In 1911 studeerden de eerste lichting studenten af: W. Noorlander uit Amsterdam, J. Coenraad uit Zaandam en D. Saal uit Zwaag. In 1911 ook volgde C.W. Nijhoff Kromhout op als directeur en steeg het aantal cursisten naar 61. Naast de Rijksakademie vonden vanaf dat jaar ook lessen plaats in de Quellinusschool en in het sociëteitslokaal van A et A. In 1912 werd het VHBO gereorganiseerd. De opleiding werd vier- in plaats van driejarig, waardoor enkele hoofdvakonderdelen als 'protestantse kerkbouw' en 'arbeiderswoningen' meer aandacht kregen.

Om de afdeling een zo breed mogelijk draagvlak te geven ging het VHBO op 15 december 1915 over naar een speciaal daarvoor opgerichte vereniging onder bescherming van A et A, de BNA en de toenmalige MBVA.

In 1946 verhuisde de Academie naar het voormalige Oudezijds Huiszittenhuis en het ernaast gelegen pakhuis Het Arsenaal aan het Waterlooplein. Het Huiszittenhuis is in 1654 ontworpen door Willem de Keyser, zoon van de beroemde architect Hendrick de Keyser.

Vanaf 1987 maakt de Academie als 'faculteit Bouwkunst' deel uit van de Amsterdamse Hogeschool voor de Kunsten.

De Academie van Bouwkunst in Amsterdam is het enige opleidingsinstituut in Nederland dat de masteropleidingen Architectuur, Stedenbouw en Landschapsarchitectuur interdisciplinair aanbiedt. Deze combinatie plaatst de Academie van Bouwkunst in binnen- en buitenland in een bijzondere positie. Het curriculum van de masteropleidingen bestaat uit een binnenschools en een buitenschools programma. De helft van de studie bestaat uit ontwerponderwijs, de andere helft uit werkervaring via een relevant parttime dienstverband. Deeltijdwerk en deeltijdstudie (concurrent onderwijs) vullen elkaar aan in de opleiding tot architect, stedenbouwkundige of landschapsarchitect.

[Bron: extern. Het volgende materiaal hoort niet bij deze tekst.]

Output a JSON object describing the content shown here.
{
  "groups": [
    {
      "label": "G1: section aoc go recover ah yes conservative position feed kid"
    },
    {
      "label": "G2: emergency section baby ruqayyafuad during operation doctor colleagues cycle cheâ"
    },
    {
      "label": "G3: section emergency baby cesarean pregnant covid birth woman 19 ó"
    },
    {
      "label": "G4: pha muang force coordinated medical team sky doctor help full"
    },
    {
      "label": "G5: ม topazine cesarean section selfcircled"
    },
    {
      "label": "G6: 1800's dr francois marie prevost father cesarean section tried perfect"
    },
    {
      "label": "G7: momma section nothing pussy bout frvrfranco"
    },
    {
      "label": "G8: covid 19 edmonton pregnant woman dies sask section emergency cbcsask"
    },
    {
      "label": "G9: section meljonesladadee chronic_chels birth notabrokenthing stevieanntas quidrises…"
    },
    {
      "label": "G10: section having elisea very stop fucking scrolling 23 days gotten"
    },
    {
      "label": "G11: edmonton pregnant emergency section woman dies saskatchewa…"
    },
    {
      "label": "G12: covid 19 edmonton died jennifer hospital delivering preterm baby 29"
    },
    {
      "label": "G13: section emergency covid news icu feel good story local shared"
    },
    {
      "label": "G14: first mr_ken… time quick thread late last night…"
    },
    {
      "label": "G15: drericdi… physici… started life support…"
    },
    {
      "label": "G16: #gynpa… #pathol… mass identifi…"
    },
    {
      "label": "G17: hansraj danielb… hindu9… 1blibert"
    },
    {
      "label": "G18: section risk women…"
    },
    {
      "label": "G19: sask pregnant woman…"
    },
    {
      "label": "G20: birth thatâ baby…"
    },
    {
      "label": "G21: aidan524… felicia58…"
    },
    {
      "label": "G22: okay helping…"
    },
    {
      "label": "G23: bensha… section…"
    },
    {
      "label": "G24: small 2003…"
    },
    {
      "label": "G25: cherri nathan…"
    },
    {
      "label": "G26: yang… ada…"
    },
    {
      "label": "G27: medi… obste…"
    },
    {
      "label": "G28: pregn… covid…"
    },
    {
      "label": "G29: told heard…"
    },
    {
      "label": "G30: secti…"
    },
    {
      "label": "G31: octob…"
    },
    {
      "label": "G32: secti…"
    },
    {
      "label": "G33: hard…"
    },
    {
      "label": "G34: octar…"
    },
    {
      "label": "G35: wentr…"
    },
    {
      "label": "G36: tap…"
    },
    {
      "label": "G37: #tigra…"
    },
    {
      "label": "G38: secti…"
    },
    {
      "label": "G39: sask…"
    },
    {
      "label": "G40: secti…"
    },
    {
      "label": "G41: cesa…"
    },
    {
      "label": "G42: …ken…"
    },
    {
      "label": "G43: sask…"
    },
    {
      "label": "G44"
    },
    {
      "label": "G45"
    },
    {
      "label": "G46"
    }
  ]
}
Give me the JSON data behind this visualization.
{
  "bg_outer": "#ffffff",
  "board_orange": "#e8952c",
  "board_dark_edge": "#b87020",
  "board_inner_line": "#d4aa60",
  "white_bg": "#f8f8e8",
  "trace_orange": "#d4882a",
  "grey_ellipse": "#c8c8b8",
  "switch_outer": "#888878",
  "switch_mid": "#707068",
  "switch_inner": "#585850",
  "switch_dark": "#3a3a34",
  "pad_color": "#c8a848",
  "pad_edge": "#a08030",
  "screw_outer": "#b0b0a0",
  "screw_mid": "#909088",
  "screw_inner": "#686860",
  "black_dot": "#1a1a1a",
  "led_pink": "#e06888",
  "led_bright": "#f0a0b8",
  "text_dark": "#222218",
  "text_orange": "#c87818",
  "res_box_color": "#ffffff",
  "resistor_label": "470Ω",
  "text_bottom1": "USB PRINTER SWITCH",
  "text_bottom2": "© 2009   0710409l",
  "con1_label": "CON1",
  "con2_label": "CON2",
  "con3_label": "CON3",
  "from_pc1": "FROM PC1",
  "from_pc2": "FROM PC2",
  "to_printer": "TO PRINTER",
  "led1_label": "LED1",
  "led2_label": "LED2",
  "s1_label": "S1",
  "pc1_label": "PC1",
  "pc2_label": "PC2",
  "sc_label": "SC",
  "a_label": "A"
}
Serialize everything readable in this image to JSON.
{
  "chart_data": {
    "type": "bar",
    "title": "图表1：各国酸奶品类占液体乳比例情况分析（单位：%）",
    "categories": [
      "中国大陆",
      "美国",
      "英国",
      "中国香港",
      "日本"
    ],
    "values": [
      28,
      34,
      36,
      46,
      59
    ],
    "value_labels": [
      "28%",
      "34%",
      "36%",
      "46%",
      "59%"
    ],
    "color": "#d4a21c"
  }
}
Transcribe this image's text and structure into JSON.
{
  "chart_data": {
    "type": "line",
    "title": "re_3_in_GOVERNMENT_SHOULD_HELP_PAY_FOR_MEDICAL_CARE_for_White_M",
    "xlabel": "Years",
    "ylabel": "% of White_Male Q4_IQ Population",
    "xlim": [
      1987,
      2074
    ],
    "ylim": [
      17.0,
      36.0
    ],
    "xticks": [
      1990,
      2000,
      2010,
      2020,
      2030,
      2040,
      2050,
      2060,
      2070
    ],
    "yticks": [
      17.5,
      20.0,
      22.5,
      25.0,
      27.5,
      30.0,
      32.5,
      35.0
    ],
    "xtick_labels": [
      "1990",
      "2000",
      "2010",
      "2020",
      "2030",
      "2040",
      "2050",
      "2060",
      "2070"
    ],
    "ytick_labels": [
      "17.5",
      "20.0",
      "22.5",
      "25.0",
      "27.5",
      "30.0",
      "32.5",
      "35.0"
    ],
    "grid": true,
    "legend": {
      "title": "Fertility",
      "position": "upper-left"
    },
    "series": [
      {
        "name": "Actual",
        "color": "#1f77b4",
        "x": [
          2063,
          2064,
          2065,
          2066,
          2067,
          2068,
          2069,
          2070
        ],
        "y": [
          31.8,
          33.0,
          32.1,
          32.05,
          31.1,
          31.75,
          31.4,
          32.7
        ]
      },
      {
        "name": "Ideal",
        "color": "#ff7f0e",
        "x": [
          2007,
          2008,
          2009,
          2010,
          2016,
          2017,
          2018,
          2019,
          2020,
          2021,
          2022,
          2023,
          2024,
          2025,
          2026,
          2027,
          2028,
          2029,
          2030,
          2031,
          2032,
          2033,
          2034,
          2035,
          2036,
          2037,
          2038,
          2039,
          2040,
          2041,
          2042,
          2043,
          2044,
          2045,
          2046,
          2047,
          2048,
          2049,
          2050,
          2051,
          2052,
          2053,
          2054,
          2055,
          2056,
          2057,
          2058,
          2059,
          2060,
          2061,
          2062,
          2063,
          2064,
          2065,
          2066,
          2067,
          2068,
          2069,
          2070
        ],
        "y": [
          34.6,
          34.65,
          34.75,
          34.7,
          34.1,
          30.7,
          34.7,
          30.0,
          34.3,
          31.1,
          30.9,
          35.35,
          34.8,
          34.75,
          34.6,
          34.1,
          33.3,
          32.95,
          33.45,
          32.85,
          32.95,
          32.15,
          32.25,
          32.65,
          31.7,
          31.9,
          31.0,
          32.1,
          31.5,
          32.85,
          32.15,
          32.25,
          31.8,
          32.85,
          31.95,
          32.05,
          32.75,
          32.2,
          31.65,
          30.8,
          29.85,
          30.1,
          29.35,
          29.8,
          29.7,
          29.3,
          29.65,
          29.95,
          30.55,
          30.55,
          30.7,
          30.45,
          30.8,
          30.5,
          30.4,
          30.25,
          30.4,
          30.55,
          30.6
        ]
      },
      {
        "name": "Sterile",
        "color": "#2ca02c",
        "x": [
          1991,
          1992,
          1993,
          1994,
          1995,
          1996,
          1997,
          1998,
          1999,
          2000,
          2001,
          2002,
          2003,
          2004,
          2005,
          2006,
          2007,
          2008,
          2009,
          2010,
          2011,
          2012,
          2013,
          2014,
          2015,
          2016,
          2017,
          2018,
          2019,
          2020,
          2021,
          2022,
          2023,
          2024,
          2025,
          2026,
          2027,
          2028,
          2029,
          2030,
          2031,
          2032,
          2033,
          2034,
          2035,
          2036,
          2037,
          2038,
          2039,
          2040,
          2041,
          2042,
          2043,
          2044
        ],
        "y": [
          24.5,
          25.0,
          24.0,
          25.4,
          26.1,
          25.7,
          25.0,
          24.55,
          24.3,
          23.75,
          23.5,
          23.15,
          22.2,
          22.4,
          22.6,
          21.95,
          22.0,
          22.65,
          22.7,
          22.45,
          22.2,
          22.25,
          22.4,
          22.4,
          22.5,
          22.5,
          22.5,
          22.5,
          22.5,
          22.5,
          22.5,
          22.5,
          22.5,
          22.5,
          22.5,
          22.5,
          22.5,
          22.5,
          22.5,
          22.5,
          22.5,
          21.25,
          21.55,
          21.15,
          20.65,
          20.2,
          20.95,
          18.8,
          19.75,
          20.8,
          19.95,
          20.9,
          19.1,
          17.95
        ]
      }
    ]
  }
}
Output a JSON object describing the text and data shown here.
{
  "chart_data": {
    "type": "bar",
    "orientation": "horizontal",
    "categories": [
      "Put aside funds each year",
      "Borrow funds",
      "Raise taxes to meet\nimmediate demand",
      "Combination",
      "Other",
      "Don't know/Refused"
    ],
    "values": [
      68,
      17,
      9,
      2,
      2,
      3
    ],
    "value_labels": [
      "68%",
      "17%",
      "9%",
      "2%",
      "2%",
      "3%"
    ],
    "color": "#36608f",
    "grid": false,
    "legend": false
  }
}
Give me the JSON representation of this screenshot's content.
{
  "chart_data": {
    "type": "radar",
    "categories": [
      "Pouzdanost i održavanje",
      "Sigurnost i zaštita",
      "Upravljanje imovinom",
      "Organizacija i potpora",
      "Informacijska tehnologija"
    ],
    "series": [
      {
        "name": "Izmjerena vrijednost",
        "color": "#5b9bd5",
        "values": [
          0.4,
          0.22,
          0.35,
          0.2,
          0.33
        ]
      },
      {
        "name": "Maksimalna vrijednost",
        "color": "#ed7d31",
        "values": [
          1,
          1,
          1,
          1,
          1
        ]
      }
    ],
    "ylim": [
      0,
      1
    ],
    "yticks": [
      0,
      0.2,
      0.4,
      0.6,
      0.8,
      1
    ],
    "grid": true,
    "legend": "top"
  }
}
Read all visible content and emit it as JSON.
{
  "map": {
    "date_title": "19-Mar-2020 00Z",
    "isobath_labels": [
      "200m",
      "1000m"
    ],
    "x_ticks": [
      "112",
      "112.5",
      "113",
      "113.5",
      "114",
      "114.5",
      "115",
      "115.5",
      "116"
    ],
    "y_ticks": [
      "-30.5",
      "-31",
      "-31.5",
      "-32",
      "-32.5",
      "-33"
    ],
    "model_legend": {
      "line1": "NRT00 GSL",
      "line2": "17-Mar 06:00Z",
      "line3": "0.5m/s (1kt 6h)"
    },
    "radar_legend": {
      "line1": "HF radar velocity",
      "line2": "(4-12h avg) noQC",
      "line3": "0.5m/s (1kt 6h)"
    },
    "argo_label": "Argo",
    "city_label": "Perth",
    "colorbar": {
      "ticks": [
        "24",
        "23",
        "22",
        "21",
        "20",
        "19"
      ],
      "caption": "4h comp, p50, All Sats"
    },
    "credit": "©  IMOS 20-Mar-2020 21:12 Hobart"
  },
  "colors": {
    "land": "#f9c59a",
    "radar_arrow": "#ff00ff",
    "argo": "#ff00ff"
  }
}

Afgestudeerde studenten hebben rechtstreeks toegang tot het register van architecten, stedenbouwkundigen of landschapsarchitecten van de Branchevereniging Nederlandse Architectenbureaus (BNA). Openbare lezingen (Capita Selecta), workshops, manifestaties en tentoonstellingen zijn vaste onderdelen van het onderwijsprogramma. Na het eeuwfeest in 2008 organiseert de Academie van Bouwkunst ieder jaar op haar dies natalis 5 oktober de Kromhoutlezing. De lezing is vernoemd naar de Rotterdamse architect Willem Kromhout die tot de oprichters van de Academie van Bouwkunst behoorde.

Bekende alumni

[bewerken | brontekst bewerken]


De Academie van Bouwkunst publiceert jaarlijks een afstudeercatalogus. Verder verschijnen periodiek themanummers in de reeks Amsterdam Academy of Architecture: Research, Reflections, Projects.

Vanaf 2014 organiseert de Academie van Bouwkunst samen met Architectuurcentrum Amsterdam een lezingenreeks onder de titel 1·Lectures. Deze reeks is de opvolger van de Capita Selecta van de Academie van Bouwkunst en van de Arcamlezingen in de Brakke Grond.